Despite “permitting” attorney-client arbitration clauses (and thus surviving public policy challenges or preemption arguments based on the Federal Arbitration Act, 9 U.S.C. § 1, et seq.), this rule places a huge practical impediment on the effective use of such clauses in the attorney-client context. (Interestingly, however, the Ohio Bar does permit local bar associations, called “certified grievance committees,” to establish alternative dispute resolution programs—including arbitration panels—for disciplinary complaints and, more commonly, fee disputes. Typically, under these arrangements, a client is not required to arbitrate, but an attorney must do so if the client elects this option.)

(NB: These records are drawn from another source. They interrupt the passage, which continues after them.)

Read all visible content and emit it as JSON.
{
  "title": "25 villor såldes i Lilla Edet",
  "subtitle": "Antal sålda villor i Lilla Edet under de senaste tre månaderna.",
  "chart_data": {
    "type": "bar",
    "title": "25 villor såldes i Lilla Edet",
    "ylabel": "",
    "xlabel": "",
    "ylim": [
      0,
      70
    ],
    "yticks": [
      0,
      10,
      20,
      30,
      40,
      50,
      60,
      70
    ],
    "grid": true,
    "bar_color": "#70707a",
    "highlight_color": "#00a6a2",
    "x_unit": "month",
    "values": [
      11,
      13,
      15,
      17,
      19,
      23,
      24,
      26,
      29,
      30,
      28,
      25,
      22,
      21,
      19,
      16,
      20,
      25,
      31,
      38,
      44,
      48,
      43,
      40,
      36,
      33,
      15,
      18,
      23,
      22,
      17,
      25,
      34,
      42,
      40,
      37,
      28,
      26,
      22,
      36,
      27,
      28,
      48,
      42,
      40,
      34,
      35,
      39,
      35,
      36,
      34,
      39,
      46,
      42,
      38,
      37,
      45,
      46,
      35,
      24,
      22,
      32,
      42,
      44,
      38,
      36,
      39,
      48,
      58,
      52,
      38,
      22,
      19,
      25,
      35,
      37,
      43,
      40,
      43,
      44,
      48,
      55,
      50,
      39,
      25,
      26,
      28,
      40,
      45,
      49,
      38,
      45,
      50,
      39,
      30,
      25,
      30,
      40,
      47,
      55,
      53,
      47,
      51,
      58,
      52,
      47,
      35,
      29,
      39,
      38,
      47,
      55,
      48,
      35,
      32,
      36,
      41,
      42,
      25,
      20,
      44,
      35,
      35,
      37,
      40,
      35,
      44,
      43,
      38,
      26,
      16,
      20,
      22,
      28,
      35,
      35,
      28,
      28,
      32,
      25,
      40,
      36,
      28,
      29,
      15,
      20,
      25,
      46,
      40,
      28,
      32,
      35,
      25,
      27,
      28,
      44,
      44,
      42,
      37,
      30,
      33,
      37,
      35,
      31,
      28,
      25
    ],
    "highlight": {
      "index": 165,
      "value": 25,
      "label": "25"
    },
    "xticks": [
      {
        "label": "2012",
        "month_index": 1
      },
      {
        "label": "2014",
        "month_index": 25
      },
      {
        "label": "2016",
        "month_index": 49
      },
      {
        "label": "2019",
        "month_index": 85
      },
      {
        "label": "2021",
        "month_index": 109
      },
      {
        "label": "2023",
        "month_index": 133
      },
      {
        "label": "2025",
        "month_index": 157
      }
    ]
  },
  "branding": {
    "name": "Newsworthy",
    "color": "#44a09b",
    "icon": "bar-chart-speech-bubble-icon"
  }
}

Prof. Cond. Rule 1.8(h)(1) specifically mandates that a client be independently represented before entering into an arbitration agreement. Naturally, except for the most sophisticated clients, an independent attorney will not be retained to consult on, or negotiate, the terms of a retention agreement. As a result, Ohio courts have consistently struck arbitration provisions in engagement agreements for lack of independent counsel. See, e.g., Helbling v. Lloyd Ward, P.C., 2014-Ohio-1513, ¶¶ 8-10 (8th Dist.); Guay v. Lloyd Ward, P.C., 2014-Ohio-190 (5th Dist.); Thornton v. Haggins, 2003-Ohio-7078 (8th Dist.).
The Ohio Bar has even gone as far as indicating that a lawyer acts against the client’s best interests when using such a clause because the client is not in a position to decide for or against arbitration until the particular dispute arises. See S.Ct. Ohio Board of Comm'r on Grievances and Discipline Op. No. 96-9 (Dec. 6, 1996). In light of this distaste for attorney arbitration provisions, Ohio attorneys should recognize that not only will an arbitration provision be struck where it is not approved by a client’s independent counsel, the act of including an arbitration provision in an engagement agreement may technically violate Prof. Cond. Rule 1.8(h)(1), giving rise to a host of unsavory headaches and consequences of a bar grievance.
Despite the policies and preferences in favor of arbitration, attorneys must thoroughly understand the ethical implications of using arbitration clauses in engagement agreements. In Ohio, it is most prudent to avoid using an arbitration provision except in unusual circumstances, and only after requiring a client to verify in writing that they have, in fact, received independent counsel before agreeing to the arbitration clause.